Um dos pontos centrais é a possível ausência de fundamentação adequada para a inabilitação de concorrente.

Por Redação, com Agenda do Poder – do Rio de Janeiro

A licitação de um novo lote do programa Asfalto Liso, da prefeitura do Rio, foi suspensa pelo Tribunal de Contas do Município (TCM), que identificou indícios de irregularidades na condução do certame. A decisão, em caráter cautelar, interrompe o pregão eletrônico conduzido pela Secretaria Municipal de Conservação (Seconserva) e impede a continuidade de atos voltados à contratação. A suspensão ocorre cinco dias após a Justiça anular outro lote do programa.

TCE suspende novo lote do Asfalto Liso após decisão judicial | Asfalto Liso tem nova fase interrompida após ação judicial
Asfalto Liso tem nova fase interrompida após ação judicial

O processo envolve serviços de fresagem, recapeamento asfáltico e sinalização viária na Área de Planejamento 4, com proposta na casa de R$ 279 milhões. A medida foi determinada pelo conselheiro relator David Carlos Pereira Neto.

Na decisão, o TCM destaca que há elementos suficientes para a concessão da medida de urgência, apontando que não foi afastada, neste momento, a plausibilidade das irregularidades alegadas. Segundo o relator, há “plausibilidade jurídica” nas questões levantadas sobre a inabilitação de empresa participante.

Falhas

O Tribunal chama atenção para a controvérsia envolvendo a qualificação técnica exigida no edital e a forma como a administração conduziu a análise dos documentos apresentados pelas empresas.

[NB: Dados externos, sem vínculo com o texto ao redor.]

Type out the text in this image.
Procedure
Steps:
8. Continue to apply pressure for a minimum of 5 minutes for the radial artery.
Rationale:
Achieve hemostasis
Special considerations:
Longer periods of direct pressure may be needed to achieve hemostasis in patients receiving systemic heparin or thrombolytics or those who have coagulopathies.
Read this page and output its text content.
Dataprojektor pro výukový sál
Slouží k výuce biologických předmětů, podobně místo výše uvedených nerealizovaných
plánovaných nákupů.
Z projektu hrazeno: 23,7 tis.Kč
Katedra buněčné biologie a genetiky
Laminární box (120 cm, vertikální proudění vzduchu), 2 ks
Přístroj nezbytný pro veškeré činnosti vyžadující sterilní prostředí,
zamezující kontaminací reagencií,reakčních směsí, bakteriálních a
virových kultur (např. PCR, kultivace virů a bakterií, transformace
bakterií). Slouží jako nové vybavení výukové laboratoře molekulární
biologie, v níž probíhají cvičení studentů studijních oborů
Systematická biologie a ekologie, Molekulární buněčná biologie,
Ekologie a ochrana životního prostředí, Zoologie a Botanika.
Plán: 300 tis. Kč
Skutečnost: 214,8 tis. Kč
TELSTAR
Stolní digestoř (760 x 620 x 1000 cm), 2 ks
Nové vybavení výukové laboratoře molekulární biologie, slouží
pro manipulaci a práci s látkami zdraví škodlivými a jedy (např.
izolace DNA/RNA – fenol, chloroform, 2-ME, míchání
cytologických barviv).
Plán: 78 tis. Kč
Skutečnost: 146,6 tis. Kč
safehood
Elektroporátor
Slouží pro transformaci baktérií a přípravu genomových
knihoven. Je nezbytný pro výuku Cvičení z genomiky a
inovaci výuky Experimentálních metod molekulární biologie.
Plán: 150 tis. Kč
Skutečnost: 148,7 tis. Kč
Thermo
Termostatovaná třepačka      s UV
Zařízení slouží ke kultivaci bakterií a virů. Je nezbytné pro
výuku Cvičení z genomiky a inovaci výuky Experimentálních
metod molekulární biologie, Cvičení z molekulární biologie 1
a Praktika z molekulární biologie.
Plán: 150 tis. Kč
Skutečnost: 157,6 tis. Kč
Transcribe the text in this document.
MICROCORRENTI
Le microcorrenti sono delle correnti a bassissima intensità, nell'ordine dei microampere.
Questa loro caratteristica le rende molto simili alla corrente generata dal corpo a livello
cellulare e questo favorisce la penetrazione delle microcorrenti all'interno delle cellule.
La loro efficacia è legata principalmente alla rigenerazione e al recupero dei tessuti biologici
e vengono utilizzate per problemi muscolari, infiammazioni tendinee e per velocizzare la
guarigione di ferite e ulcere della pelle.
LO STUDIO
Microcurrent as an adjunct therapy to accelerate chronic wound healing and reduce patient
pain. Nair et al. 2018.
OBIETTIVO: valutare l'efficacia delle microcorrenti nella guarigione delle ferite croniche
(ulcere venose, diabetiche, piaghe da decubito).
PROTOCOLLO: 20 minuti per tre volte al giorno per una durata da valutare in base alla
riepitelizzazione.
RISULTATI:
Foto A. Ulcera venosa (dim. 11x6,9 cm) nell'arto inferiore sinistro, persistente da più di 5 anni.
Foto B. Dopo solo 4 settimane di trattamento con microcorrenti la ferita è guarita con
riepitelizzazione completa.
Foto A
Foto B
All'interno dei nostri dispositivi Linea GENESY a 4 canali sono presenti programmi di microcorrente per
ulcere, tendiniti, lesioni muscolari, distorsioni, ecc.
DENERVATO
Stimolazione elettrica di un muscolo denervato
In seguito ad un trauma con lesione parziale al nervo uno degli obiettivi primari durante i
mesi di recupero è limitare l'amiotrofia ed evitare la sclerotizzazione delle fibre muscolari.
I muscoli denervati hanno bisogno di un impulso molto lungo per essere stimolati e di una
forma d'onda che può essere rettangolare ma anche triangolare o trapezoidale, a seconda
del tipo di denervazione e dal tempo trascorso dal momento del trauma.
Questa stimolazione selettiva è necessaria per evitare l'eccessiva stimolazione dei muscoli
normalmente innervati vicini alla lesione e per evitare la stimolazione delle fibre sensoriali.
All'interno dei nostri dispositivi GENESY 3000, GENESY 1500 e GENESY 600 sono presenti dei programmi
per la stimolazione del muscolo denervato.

Um dos pontos centrais é a possível ausência de fundamentação adequada para a inabilitação de concorrente. A decisão registra que pode ter havido “insuficiência da motivação do ato de inabilitação”, o que, se confirmado, compromete a validade do procedimento.

Também foi levantada a hipótese de interpretação restritiva das exigências técnicas, em desacordo com o próprio edital, que admite comprovação por serviços similares. Para o relator, esse conjunto de fatores impede, neste momento, o prosseguimento regular da licitação.

Outro fundamento relevante da decisão é o risco de que o avanço do processo inviabilize o controle posterior. O TCM observou que o certame já se encontrava em estágio avançado, com possibilidade de contratação iminente.

Nesse contexto, o relator destacou o “risco de comprometimento do resultado útil do processo” caso a licitação prosseguisse normalmente.

A decisão ressalta ainda que a medida adotada é reversível e visa preservar a efetividade da fiscalização, sem antecipar julgamento definitivo sobre a legalidade do procedimento.

Justiça

A suspensão determinada pelo TCM ocorre poucos dias após a Justiça também interromper um outro lote do programa Asfalto Liso, estimado em R$ 315 milhões. Naquele caso, a 3ª Vara da Fazenda Pública apontou falhas na desclassificação de uma proposta mais vantajosa apresentada por um consórcio concorrente.

O Consórcio Paviurb havia ofertado cerca de R$ 290 milhões — aproximadamente R$ 25 milhões a menos que a proposta vencedora —, mas foi inabilitado sob justificativas técnicas consideradas insuficientemente fundamentadas. A decisão judicial destacou que a administração deixou de analisar adequadamente documentos apresentados em fase de diligência e apontou risco de prejuízo ao erário, determinando a suspensão do contrato e o retorno do processo à fase de habilitação.

Com base nesses elementos, o Tribunal determinou a suspensão imediata do pregão eletrônico e de todos os atos voltados à contratação, até nova deliberação.

A Secretaria Municipal de Conservação foi intimada a se manifestar no prazo de cinco dias úteis, apresentando os elementos técnicos e documentais necessários para o esclarecimento das questões levantadas.